Activity Number: 121 - In the Pipeline: Statistical Advances to Preserve Biological Signal in High-Throughput, Single-Cell Imaging and Sequencing Methods
Type: Topic-Contributed
Date/Time: Monday, August 9, 2021 : 1:30 PM to 3:20 PM
Sponsor: Section on Statistics in Imaging
Abstract #317635
Title: Back to the Future: Viewing Single-Cell Assays Through the Lens of Chromatin Structure
Author(s): Timothy J. Triche* and Benjamin K Johnson and Hui J Shen
Companies: Van Andel Institute and Van Andel Institute and Van Andel Institute
Keywords: single-cell; sequencing; imaging; chromatin; genetics; dna
Abstract:

The cell is the basic unit of life.
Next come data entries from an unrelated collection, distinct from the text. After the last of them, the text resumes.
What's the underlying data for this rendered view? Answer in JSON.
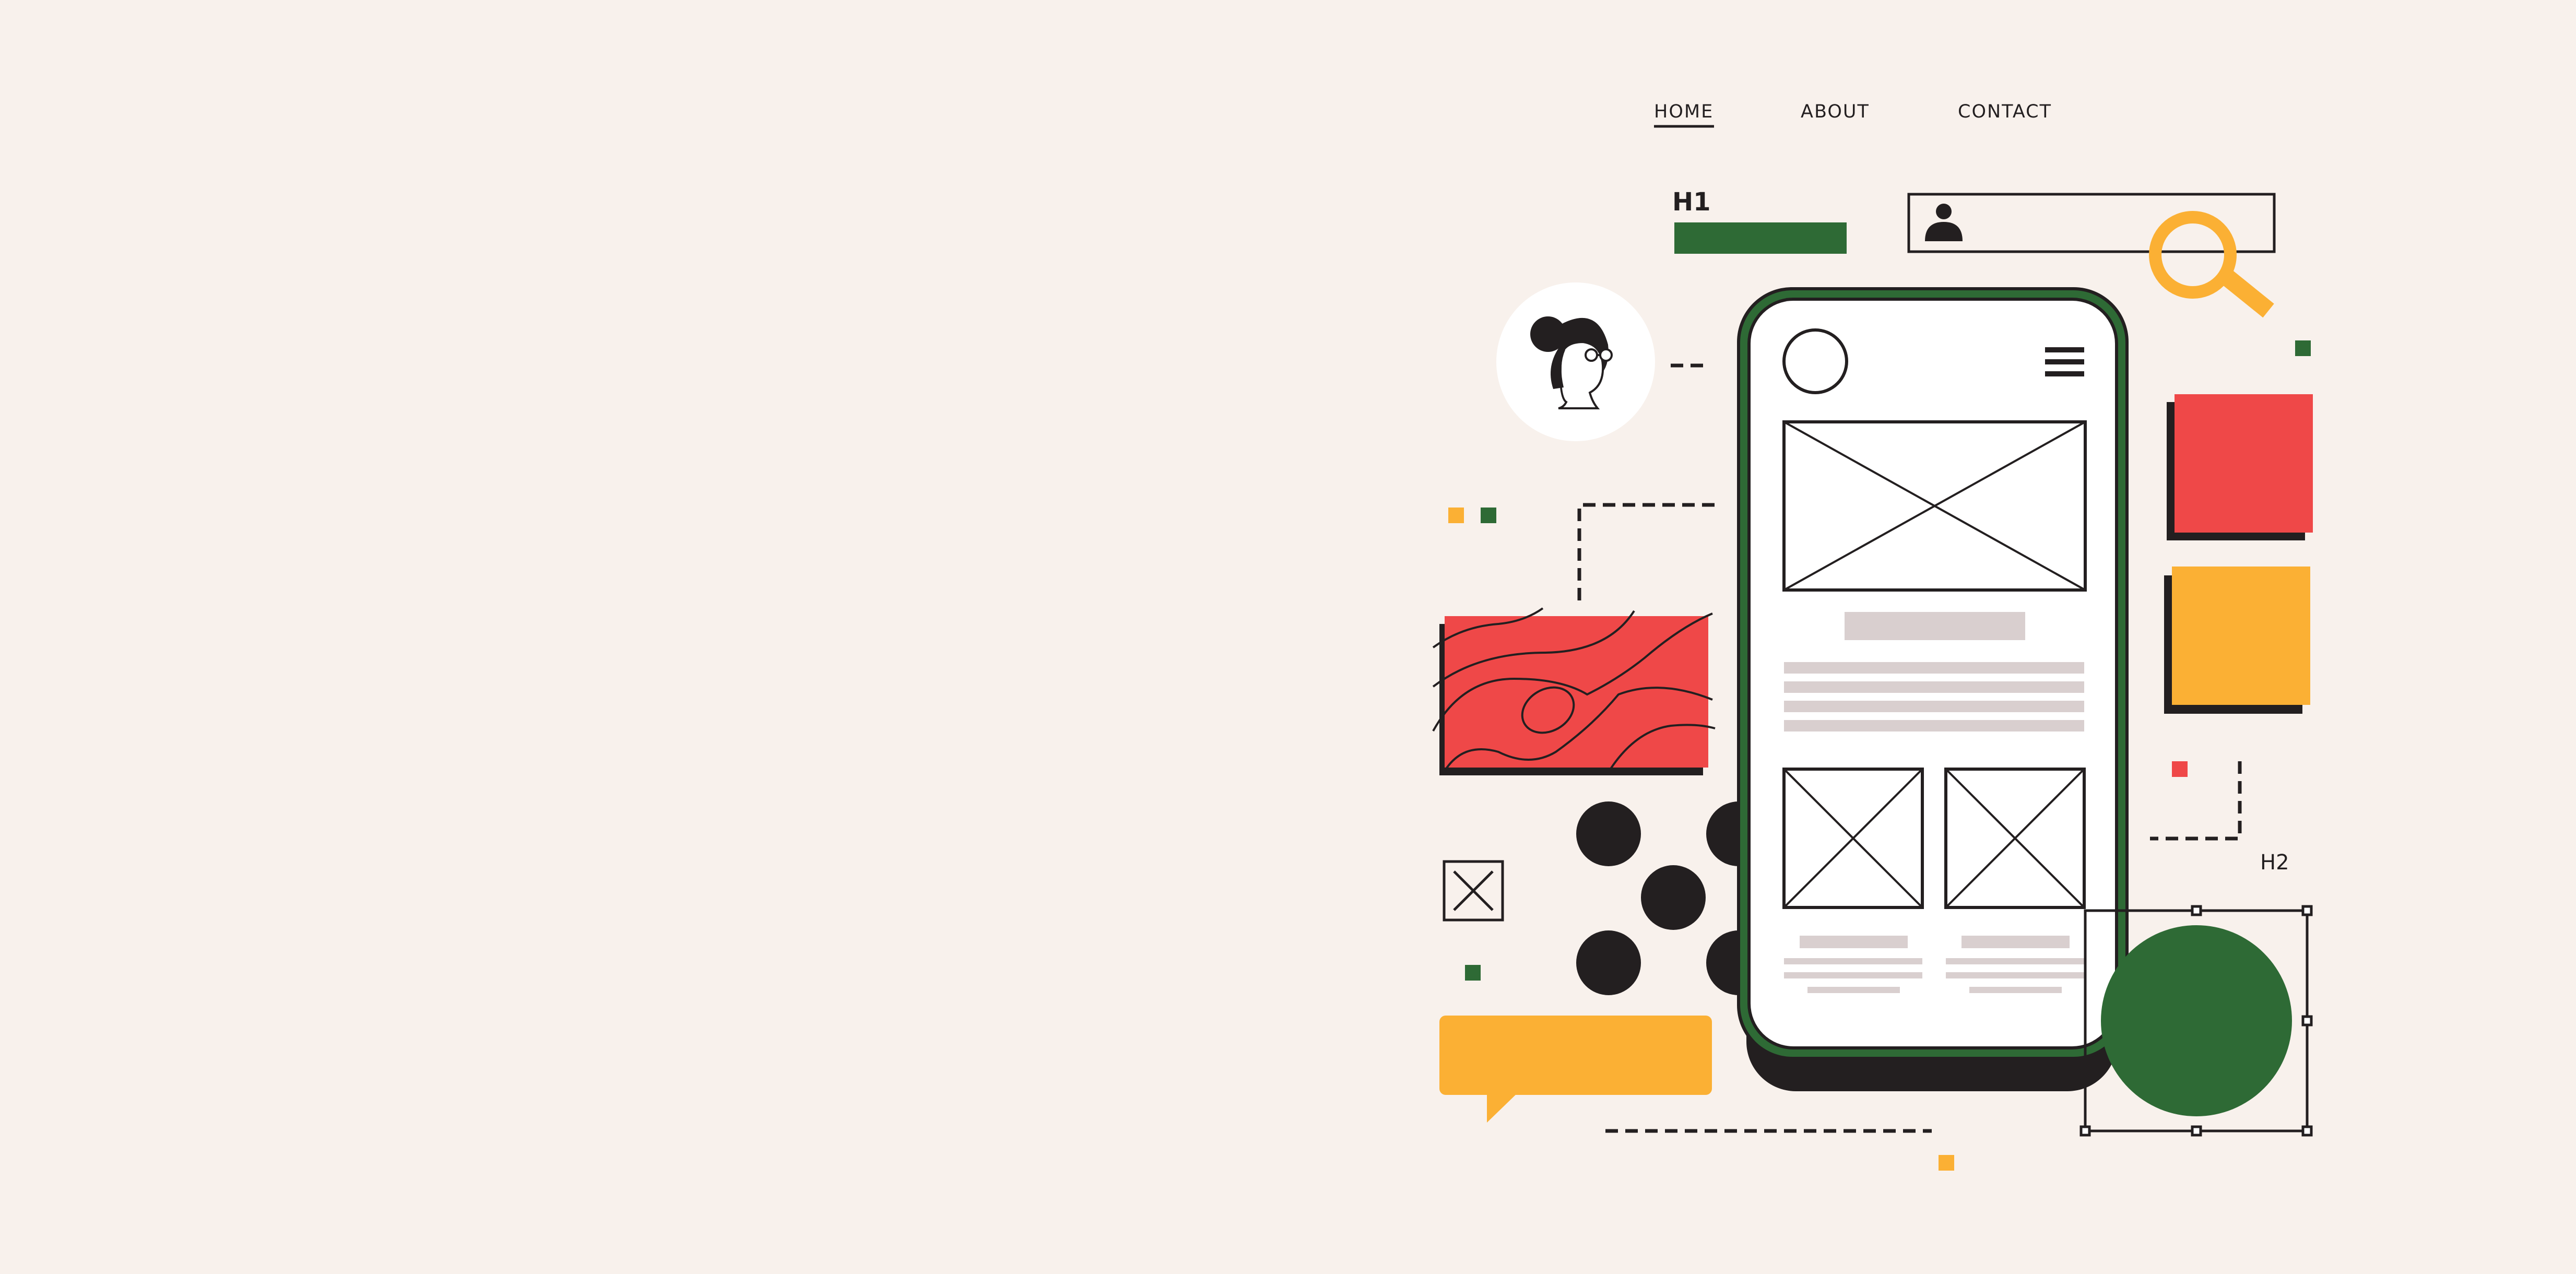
{
  "nav": {
    "items": [
      {
        "label": "HOME",
        "active": true
      },
      {
        "label": "ABOUT",
        "active": false
      },
      {
        "label": "CONTACT",
        "active": false
      }
    ]
  },
  "labels": {
    "h1": "H1",
    "h2": "H2"
  },
  "colors": {
    "background": "#f8f1ec",
    "ink": "#231f20",
    "green": "#2e6a35",
    "red": "#ef4848",
    "yellow": "#fbb034",
    "placeholder": "#d9cfcf",
    "white": "#ffffff"
  },
  "icons": {
    "search": "magnifier-icon",
    "user": "user-icon",
    "menu": "hamburger-icon",
    "avatar": "woman-with-glasses-avatar"
  }
}
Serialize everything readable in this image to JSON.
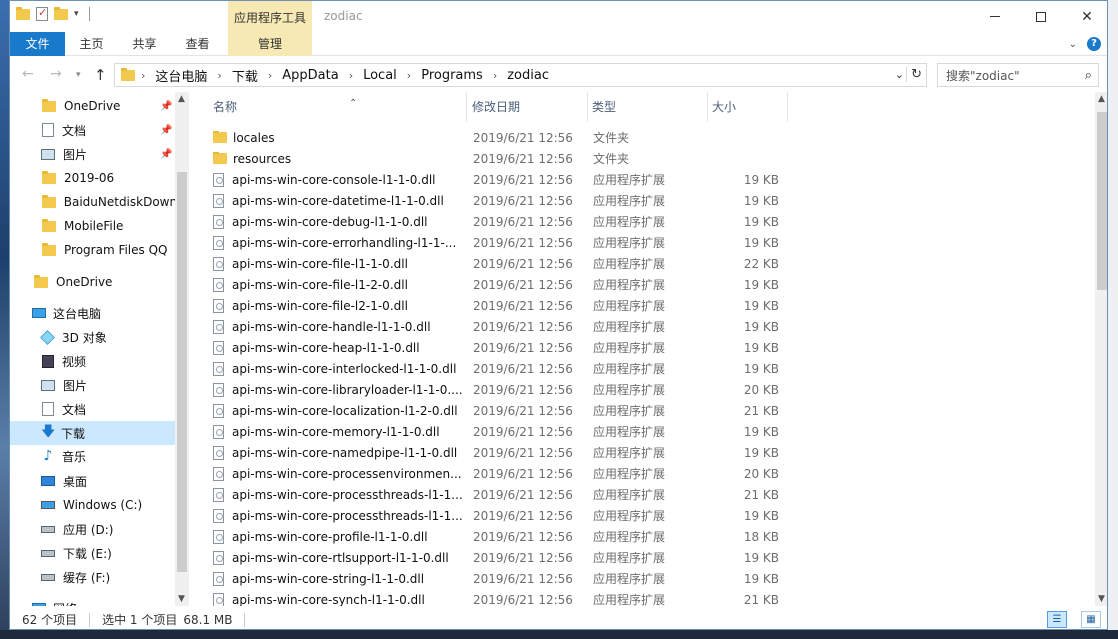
{
  "window": {
    "title": "zodiac",
    "contextual_tab_group": "应用程序工具"
  },
  "ribbon": {
    "tabs": [
      {
        "label": "文件"
      },
      {
        "label": "主页"
      },
      {
        "label": "共享"
      },
      {
        "label": "查看"
      },
      {
        "label": "管理"
      }
    ]
  },
  "address": {
    "crumbs": [
      "这台电脑",
      "下载",
      "AppData",
      "Local",
      "Programs",
      "zodiac"
    ]
  },
  "search": {
    "placeholder": "搜索\"zodiac\""
  },
  "sidebar": {
    "items": [
      {
        "label": "OneDrive",
        "icon": "folder-icon",
        "pinned": true
      },
      {
        "label": "文档",
        "icon": "document-icon",
        "pinned": true
      },
      {
        "label": "图片",
        "icon": "pictures-icon",
        "pinned": true
      },
      {
        "label": "2019-06",
        "icon": "folder-icon",
        "pinned": false
      },
      {
        "label": "BaiduNetdiskDown",
        "icon": "folder-icon",
        "pinned": false
      },
      {
        "label": "MobileFile",
        "icon": "folder-icon",
        "pinned": false
      },
      {
        "label": "Program Files QQ",
        "icon": "folder-icon",
        "pinned": false
      },
      {
        "label": "OneDrive",
        "icon": "folder-icon",
        "pinned": false
      },
      {
        "label": "这台电脑",
        "icon": "computer-icon",
        "pinned": false
      },
      {
        "label": "3D 对象",
        "icon": "3d-objects-icon",
        "pinned": false
      },
      {
        "label": "视频",
        "icon": "video-icon",
        "pinned": false
      },
      {
        "label": "图片",
        "icon": "pictures-icon",
        "pinned": false
      },
      {
        "label": "文档",
        "icon": "document-icon",
        "pinned": false
      },
      {
        "label": "下载",
        "icon": "download-icon",
        "pinned": false,
        "selected": true
      },
      {
        "label": "音乐",
        "icon": "music-icon",
        "pinned": false
      },
      {
        "label": "桌面",
        "icon": "desktop-icon",
        "pinned": false
      },
      {
        "label": "Windows (C:)",
        "icon": "windows-drive-icon",
        "pinned": false
      },
      {
        "label": "应用 (D:)",
        "icon": "drive-icon",
        "pinned": false
      },
      {
        "label": "下载 (E:)",
        "icon": "drive-icon",
        "pinned": false
      },
      {
        "label": "缓存 (F:)",
        "icon": "drive-icon",
        "pinned": false
      },
      {
        "label": "网络",
        "icon": "network-icon",
        "pinned": false
      }
    ]
  },
  "columns": {
    "name": "名称",
    "date": "修改日期",
    "type": "类型",
    "size": "大小"
  },
  "files": [
    {
      "name": "locales",
      "date": "2019/6/21 12:56",
      "type": "文件夹",
      "size": "",
      "kind": "folder"
    },
    {
      "name": "resources",
      "date": "2019/6/21 12:56",
      "type": "文件夹",
      "size": "",
      "kind": "folder"
    },
    {
      "name": "api-ms-win-core-console-l1-1-0.dll",
      "date": "2019/6/21 12:56",
      "type": "应用程序扩展",
      "size": "19 KB",
      "kind": "dll"
    },
    {
      "name": "api-ms-win-core-datetime-l1-1-0.dll",
      "date": "2019/6/21 12:56",
      "type": "应用程序扩展",
      "size": "19 KB",
      "kind": "dll"
    },
    {
      "name": "api-ms-win-core-debug-l1-1-0.dll",
      "date": "2019/6/21 12:56",
      "type": "应用程序扩展",
      "size": "19 KB",
      "kind": "dll"
    },
    {
      "name": "api-ms-win-core-errorhandling-l1-1-...",
      "date": "2019/6/21 12:56",
      "type": "应用程序扩展",
      "size": "19 KB",
      "kind": "dll"
    },
    {
      "name": "api-ms-win-core-file-l1-1-0.dll",
      "date": "2019/6/21 12:56",
      "type": "应用程序扩展",
      "size": "22 KB",
      "kind": "dll"
    },
    {
      "name": "api-ms-win-core-file-l1-2-0.dll",
      "date": "2019/6/21 12:56",
      "type": "应用程序扩展",
      "size": "19 KB",
      "kind": "dll"
    },
    {
      "name": "api-ms-win-core-file-l2-1-0.dll",
      "date": "2019/6/21 12:56",
      "type": "应用程序扩展",
      "size": "19 KB",
      "kind": "dll"
    },
    {
      "name": "api-ms-win-core-handle-l1-1-0.dll",
      "date": "2019/6/21 12:56",
      "type": "应用程序扩展",
      "size": "19 KB",
      "kind": "dll"
    },
    {
      "name": "api-ms-win-core-heap-l1-1-0.dll",
      "date": "2019/6/21 12:56",
      "type": "应用程序扩展",
      "size": "19 KB",
      "kind": "dll"
    },
    {
      "name": "api-ms-win-core-interlocked-l1-1-0.dll",
      "date": "2019/6/21 12:56",
      "type": "应用程序扩展",
      "size": "19 KB",
      "kind": "dll"
    },
    {
      "name": "api-ms-win-core-libraryloader-l1-1-0....",
      "date": "2019/6/21 12:56",
      "type": "应用程序扩展",
      "size": "20 KB",
      "kind": "dll"
    },
    {
      "name": "api-ms-win-core-localization-l1-2-0.dll",
      "date": "2019/6/21 12:56",
      "type": "应用程序扩展",
      "size": "21 KB",
      "kind": "dll"
    },
    {
      "name": "api-ms-win-core-memory-l1-1-0.dll",
      "date": "2019/6/21 12:56",
      "type": "应用程序扩展",
      "size": "19 KB",
      "kind": "dll"
    },
    {
      "name": "api-ms-win-core-namedpipe-l1-1-0.dll",
      "date": "2019/6/21 12:56",
      "type": "应用程序扩展",
      "size": "19 KB",
      "kind": "dll"
    },
    {
      "name": "api-ms-win-core-processenvironmen...",
      "date": "2019/6/21 12:56",
      "type": "应用程序扩展",
      "size": "20 KB",
      "kind": "dll"
    },
    {
      "name": "api-ms-win-core-processthreads-l1-1...",
      "date": "2019/6/21 12:56",
      "type": "应用程序扩展",
      "size": "21 KB",
      "kind": "dll"
    },
    {
      "name": "api-ms-win-core-processthreads-l1-1...",
      "date": "2019/6/21 12:56",
      "type": "应用程序扩展",
      "size": "19 KB",
      "kind": "dll"
    },
    {
      "name": "api-ms-win-core-profile-l1-1-0.dll",
      "date": "2019/6/21 12:56",
      "type": "应用程序扩展",
      "size": "18 KB",
      "kind": "dll"
    },
    {
      "name": "api-ms-win-core-rtlsupport-l1-1-0.dll",
      "date": "2019/6/21 12:56",
      "type": "应用程序扩展",
      "size": "19 KB",
      "kind": "dll"
    },
    {
      "name": "api-ms-win-core-string-l1-1-0.dll",
      "date": "2019/6/21 12:56",
      "type": "应用程序扩展",
      "size": "19 KB",
      "kind": "dll"
    },
    {
      "name": "api-ms-win-core-synch-l1-1-0.dll",
      "date": "2019/6/21 12:56",
      "type": "应用程序扩展",
      "size": "21 KB",
      "kind": "dll"
    }
  ],
  "status": {
    "item_count": "62 个项目",
    "selected": "选中 1 个项目",
    "selected_size": "68.1 MB"
  },
  "colors": {
    "accent": "#1979ca",
    "contextual": "#f7e9b4",
    "selection": "#cce8ff"
  }
}
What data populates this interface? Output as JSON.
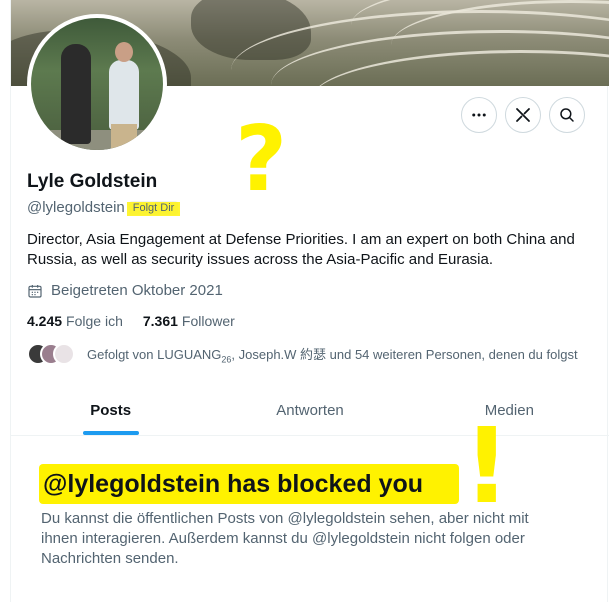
{
  "profile": {
    "name": "Lyle Goldstein",
    "handle": "@lylegoldstein",
    "follows_you_badge": "Folgt Dir",
    "bio": "Director, Asia Engagement at Defense Priorities.  I am an expert on both China and Russia, as well as security issues across the Asia-Pacific and Eurasia.",
    "joined": "Beigetreten Oktober 2021",
    "following_count": "4.245",
    "following_label": "Folge ich",
    "followers_count": "7.361",
    "followers_label": "Follower",
    "followed_by_prefix": "Gefolgt von LUGUANG",
    "followed_by_sub": "26",
    "followed_by_rest": ", Joseph.W 約瑟 und 54 weiteren Personen, denen du folgst"
  },
  "actions": {
    "more_icon": "more-horizontal-icon",
    "grok_icon": "grok-icon",
    "search_icon": "search-icon"
  },
  "tabs": [
    {
      "label": "Posts",
      "active": true
    },
    {
      "label": "Antworten",
      "active": false
    },
    {
      "label": "Medien",
      "active": false
    }
  ],
  "blocked": {
    "title": "@lylegoldstein has blocked you",
    "description": "Du kannst die öffentlichen Posts von @lylegoldstein sehen, aber nicht mit ihnen interagieren. Außerdem kannst du @lylegoldstein nicht folgen oder Nachrichten senden."
  },
  "annotations": {
    "question_mark": "?",
    "exclamation_mark": "!"
  },
  "colors": {
    "accent": "#1d9bf0",
    "highlight": "#fff200",
    "text_primary": "#0f1419",
    "text_secondary": "#536471"
  }
}
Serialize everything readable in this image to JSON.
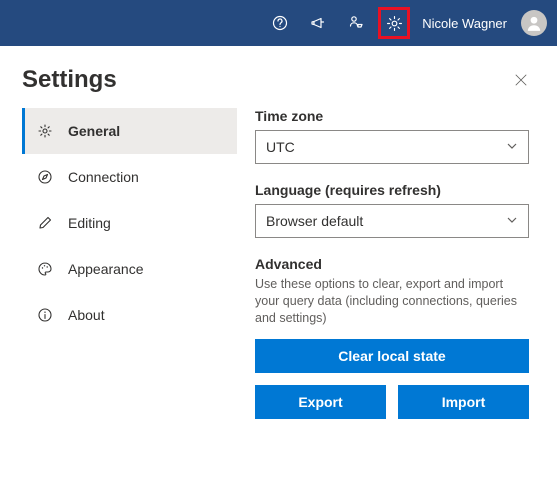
{
  "topbar": {
    "user_name": "Nicole Wagner"
  },
  "panel": {
    "title": "Settings"
  },
  "sidebar": {
    "items": [
      {
        "label": "General"
      },
      {
        "label": "Connection"
      },
      {
        "label": "Editing"
      },
      {
        "label": "Appearance"
      },
      {
        "label": "About"
      }
    ]
  },
  "content": {
    "timezone": {
      "label": "Time zone",
      "value": "UTC"
    },
    "language": {
      "label": "Language (requires refresh)",
      "value": "Browser default"
    },
    "advanced": {
      "label": "Advanced",
      "description": "Use these options to clear, export and import your query data (including connections, queries and settings)",
      "clear_button": "Clear local state",
      "export_button": "Export",
      "import_button": "Import"
    }
  }
}
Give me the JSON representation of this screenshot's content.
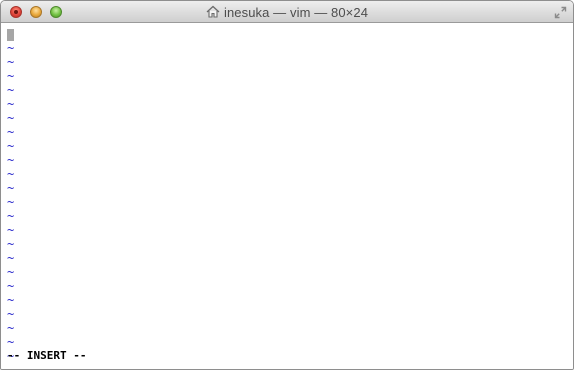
{
  "window": {
    "title": "inesuka — vim — 80×24",
    "title_icon": "home-icon",
    "controls": [
      "close",
      "minimize",
      "zoom"
    ],
    "resize_icon": "fullscreen-arrows-icon"
  },
  "editor": {
    "empty_line_marker": "~",
    "empty_line_count": 23,
    "status": "-- INSERT --",
    "colors": {
      "tilde": "#2a2acb",
      "cursor": "#a6a6a6",
      "background": "#ffffff"
    }
  }
}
In 1855, Rudolf Virchow offered "chromatin" as a name for the material that allows cells to produce other cells. Pathology of the organism, he wrote, arose from pathology of the cells; as evidence, Virchow presented misshapen chromosomes in cells from leukemia patients. A century passed before Nowell, Hungerford, and Rowley demonstrated how pathology of the chromosomes led to life-threatening disease. Soon after, Don and Ada Olins revealed how chromatin winds and unwinds to expose DNA for transcription.

More recently, a flood of single-cell methods has characterized cells in unprecedented scope, via both imaging and sequencing. Adrift in a sea of single-cell data, Virchow's generative model provides a useful anchor.

Our group has developed an empirical Bayes method to recover chromatin structure from DNA, RNA, and protein abundance, allowing comparison of results from single-cell, bulk, and cell-free assays. Using single-cell multi-omic results, we show that the "surprise" value of an assay (the information yielded beyond that predicted from structure) is often context-dependent. The lens of chromatin structure thus focuses experimental design.


Authors who are presenting talks have a * after their name.